Only eight patients were studied. All were severely ill, entering the ICU with respiratory failure. Mild neurological symptoms at disease onset as headache, dizziness and taste or smell impairment could no longer be reliably evaluated. Furthermore, CNS symptoms might have remained undetected in patients who were under analgosedation. Diagnostics with neuroimaging and CSF analysis might not have been performed at the time of the occurrence of cerebral complications. Therefore, inflammatory signs in the CSF, might have been missed.
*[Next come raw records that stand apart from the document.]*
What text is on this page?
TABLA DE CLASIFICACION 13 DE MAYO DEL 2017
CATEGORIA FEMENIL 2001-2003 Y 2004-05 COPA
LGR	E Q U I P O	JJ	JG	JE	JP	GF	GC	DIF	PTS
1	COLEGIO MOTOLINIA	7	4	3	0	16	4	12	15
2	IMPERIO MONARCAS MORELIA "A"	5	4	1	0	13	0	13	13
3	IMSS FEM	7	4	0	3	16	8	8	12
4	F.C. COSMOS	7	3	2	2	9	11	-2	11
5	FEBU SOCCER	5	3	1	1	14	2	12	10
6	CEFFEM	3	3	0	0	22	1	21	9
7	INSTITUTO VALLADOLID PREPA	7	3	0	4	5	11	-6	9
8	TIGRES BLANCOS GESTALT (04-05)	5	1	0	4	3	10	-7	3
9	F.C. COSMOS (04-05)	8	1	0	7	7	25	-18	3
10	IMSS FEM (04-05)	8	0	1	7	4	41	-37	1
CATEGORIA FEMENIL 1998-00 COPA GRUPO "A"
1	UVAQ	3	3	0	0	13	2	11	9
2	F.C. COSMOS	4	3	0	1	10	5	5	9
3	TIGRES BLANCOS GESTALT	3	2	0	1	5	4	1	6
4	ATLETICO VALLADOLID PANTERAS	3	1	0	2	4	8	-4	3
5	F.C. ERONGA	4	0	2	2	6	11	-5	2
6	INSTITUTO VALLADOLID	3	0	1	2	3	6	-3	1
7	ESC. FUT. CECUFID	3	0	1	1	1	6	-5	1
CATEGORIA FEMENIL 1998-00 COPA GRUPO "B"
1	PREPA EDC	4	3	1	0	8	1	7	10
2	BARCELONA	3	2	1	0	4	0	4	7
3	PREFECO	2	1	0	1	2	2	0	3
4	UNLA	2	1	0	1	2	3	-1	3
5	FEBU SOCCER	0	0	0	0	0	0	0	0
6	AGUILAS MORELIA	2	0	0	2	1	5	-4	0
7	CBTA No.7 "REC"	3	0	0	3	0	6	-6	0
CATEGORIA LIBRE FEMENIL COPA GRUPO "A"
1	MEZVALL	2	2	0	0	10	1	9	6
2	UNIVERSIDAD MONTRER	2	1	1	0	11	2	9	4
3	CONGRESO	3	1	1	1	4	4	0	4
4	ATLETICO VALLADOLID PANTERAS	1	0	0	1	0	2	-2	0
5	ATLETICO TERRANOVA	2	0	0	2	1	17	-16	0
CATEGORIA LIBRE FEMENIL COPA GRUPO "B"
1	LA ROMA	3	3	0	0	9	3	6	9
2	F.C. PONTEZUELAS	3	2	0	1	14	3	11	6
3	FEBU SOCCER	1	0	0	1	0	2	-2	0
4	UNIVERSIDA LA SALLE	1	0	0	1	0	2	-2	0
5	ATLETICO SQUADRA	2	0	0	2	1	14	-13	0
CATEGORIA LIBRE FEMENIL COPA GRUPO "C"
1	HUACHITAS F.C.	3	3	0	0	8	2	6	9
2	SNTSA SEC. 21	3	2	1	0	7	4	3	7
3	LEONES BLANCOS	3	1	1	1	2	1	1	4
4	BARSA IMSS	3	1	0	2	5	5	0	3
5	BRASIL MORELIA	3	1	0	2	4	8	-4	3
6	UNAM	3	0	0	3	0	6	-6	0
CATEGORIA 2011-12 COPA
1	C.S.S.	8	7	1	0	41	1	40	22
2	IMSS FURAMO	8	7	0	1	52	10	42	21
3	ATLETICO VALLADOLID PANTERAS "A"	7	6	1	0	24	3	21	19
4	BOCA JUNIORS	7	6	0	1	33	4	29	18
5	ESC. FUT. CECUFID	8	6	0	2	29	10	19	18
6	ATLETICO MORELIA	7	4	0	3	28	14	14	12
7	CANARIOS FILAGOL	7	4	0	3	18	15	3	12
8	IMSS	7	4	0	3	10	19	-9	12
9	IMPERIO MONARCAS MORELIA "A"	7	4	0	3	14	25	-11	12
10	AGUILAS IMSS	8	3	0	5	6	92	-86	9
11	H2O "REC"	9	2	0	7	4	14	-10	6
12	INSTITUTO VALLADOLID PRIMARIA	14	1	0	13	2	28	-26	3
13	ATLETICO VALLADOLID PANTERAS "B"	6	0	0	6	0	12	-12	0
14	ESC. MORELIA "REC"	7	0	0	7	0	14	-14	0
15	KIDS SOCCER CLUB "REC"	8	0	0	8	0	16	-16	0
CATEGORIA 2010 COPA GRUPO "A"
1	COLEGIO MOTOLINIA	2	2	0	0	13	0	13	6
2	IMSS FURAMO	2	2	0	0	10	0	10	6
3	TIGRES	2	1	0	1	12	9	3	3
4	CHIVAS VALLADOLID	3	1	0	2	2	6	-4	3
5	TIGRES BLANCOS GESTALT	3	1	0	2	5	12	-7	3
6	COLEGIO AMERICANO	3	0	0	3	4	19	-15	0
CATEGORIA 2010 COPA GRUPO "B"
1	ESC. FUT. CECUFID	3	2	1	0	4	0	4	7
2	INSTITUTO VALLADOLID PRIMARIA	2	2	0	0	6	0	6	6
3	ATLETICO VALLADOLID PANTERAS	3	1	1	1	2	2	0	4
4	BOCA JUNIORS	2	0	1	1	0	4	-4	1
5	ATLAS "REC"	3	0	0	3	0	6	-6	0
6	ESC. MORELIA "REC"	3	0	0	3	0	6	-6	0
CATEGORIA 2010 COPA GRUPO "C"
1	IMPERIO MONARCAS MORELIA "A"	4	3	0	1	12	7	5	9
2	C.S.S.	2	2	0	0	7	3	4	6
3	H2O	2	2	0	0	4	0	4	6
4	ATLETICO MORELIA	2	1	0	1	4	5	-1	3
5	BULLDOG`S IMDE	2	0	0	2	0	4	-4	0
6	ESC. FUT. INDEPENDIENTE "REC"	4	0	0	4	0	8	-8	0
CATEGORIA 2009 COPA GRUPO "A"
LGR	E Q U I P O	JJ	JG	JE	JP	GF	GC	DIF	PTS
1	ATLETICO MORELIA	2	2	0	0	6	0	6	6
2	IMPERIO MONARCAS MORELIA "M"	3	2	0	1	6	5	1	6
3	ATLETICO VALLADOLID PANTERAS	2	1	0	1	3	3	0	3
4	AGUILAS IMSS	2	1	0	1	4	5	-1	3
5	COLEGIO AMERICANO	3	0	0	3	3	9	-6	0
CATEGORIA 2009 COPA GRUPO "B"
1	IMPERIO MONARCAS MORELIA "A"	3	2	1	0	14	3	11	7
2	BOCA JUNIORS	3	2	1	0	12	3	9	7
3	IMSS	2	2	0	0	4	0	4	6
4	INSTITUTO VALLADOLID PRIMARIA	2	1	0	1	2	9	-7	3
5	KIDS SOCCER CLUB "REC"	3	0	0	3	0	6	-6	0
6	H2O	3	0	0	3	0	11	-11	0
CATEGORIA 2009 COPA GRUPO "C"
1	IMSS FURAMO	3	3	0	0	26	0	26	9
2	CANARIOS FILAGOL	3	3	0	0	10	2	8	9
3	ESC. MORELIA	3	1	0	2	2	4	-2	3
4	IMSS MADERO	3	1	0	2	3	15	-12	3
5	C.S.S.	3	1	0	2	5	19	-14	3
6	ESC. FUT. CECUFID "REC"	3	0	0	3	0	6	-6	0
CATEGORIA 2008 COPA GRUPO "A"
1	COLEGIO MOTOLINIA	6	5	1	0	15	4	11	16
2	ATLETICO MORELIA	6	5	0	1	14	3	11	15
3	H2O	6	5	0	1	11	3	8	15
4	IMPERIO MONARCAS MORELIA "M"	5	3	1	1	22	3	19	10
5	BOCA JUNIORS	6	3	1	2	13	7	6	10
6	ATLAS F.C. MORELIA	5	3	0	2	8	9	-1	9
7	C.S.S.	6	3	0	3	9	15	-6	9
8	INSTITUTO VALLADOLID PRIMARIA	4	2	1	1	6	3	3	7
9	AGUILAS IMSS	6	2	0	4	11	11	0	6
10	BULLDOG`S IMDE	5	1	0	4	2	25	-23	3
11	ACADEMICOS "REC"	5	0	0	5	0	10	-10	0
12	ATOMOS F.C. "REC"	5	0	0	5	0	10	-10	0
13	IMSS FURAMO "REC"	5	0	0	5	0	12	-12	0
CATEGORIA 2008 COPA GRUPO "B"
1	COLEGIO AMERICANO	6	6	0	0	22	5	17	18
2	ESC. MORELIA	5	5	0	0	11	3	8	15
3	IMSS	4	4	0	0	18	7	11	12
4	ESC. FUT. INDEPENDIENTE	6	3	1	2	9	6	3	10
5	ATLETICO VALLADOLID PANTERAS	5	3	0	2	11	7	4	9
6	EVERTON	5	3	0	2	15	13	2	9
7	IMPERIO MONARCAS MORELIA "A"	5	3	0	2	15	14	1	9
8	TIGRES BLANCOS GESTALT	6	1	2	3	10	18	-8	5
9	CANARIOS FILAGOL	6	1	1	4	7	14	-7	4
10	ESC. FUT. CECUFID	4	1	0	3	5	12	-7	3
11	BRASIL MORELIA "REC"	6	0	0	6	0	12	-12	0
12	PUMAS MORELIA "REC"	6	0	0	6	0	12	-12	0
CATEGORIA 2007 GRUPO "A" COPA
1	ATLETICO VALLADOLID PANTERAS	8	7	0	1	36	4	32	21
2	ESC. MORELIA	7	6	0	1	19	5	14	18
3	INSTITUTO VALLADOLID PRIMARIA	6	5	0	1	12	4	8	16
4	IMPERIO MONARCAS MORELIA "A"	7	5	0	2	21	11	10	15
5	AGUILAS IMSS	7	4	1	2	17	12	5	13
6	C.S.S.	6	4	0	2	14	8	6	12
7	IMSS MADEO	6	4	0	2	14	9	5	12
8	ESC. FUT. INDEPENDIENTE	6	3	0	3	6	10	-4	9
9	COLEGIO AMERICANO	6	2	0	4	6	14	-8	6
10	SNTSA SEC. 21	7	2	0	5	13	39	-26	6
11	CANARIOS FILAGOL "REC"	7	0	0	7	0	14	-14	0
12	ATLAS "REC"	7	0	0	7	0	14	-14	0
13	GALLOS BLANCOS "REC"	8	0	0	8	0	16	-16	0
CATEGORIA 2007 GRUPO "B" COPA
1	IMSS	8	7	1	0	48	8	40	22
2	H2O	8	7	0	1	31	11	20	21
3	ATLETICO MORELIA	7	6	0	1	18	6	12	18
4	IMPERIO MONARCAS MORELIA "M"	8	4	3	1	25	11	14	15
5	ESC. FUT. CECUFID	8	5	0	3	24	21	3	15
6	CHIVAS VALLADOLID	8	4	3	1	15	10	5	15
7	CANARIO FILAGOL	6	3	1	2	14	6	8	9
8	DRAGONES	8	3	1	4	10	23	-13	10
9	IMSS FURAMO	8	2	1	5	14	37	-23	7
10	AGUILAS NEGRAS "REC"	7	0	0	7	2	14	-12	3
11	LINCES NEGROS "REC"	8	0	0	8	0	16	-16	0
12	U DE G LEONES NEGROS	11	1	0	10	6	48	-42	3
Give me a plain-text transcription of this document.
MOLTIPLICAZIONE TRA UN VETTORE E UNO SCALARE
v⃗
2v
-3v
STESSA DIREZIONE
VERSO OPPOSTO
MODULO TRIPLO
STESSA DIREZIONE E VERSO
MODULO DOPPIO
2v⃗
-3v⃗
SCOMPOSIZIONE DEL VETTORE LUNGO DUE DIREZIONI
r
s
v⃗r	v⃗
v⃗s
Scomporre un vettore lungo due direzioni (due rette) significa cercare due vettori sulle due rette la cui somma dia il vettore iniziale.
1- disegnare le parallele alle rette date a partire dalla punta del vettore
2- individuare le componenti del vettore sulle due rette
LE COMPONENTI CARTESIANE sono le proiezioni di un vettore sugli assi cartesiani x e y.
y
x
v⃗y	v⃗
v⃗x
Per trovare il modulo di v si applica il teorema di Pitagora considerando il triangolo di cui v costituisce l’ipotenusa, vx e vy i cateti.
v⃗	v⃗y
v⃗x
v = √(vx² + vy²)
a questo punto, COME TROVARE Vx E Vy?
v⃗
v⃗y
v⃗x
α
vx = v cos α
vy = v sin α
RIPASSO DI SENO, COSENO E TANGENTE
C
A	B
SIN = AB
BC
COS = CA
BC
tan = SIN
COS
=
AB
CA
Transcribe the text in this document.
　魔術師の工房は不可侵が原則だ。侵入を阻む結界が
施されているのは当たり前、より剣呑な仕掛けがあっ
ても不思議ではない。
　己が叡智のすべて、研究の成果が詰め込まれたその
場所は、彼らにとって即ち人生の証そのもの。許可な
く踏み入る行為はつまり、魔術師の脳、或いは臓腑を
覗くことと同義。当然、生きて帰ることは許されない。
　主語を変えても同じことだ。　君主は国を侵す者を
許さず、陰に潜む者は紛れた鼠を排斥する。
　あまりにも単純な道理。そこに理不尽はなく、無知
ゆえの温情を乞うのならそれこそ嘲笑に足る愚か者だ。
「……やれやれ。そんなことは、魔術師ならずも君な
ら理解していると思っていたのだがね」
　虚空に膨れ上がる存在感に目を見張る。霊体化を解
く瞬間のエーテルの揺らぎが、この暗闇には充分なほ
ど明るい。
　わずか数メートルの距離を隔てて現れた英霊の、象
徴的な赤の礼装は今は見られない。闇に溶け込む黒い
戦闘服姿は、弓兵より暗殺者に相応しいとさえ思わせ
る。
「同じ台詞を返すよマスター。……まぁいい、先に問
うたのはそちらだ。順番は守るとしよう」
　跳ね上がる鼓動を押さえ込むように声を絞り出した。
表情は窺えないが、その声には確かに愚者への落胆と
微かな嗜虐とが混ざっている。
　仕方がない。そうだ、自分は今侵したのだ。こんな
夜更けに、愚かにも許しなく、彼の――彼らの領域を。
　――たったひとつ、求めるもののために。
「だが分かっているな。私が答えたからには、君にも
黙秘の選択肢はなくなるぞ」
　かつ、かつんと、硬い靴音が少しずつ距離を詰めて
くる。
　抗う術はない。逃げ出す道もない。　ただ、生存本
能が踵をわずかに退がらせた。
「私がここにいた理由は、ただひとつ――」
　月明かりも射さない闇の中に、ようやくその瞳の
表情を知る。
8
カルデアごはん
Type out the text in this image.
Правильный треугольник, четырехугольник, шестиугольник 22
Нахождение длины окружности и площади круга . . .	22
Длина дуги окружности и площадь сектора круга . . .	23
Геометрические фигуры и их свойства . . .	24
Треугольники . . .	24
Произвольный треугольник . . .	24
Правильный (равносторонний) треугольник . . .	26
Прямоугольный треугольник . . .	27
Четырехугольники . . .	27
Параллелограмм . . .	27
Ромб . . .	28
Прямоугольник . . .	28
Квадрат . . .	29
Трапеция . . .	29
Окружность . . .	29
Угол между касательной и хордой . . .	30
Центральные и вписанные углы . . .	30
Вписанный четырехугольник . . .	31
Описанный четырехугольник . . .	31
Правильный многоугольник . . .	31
Furthermore, RT-PCR tests for SARS-CoV–2 in the CSF are not yet sufficiently clinically validated regarding sensitivity and timing of lumbar puncture after onset of symptoms. We cannot exclude the possibilities of (i) transient SARS-CoV–2 RT-PCR positivity in the CSF through true invasion of CNS with SARS-CoV–2, which turned out to be negative at the time of lumbar puncture, or (ii) concentrations of SARS-CoV–2 in the CSF below detection limit of our RT-PCR assay. Additional search for intrathecal SARS-CoV–2-specific IgG production as a sign of humoral immune reaction against viral infection of CSF space turned out negative. In other viral CNS infections such as herpes encephalitis or tick-borne encephalitis, intrathecal antiviral IgG production usually consistently occurs 10–14 days after onset of symptoms, but may occur occasionally as early as 3 days after disease onset (31–33). Our observation of no intrathecal SARS-CoV–2 IgG production may be explained by the possibilities, that SARS-CoV–2 never entered CNS and therefore no intrathecal immune response was mounted or because intrathecal SARS-CoV–2-specific IgG synthesis occurred after lumbar puncture. In analogy to other human viral CNS infections, the consistent combination of negative SARS-CoV–2 RT-PCR and absence of intrathecal SARS-CoV–2 IgG production 2 days (range 0—31) after onset of CNS disorder argues relatively against a direct invasion of CNS by SARS-CoV–2, but we cannot exclude the possibility of a differential diagnostic window, which might have been missed.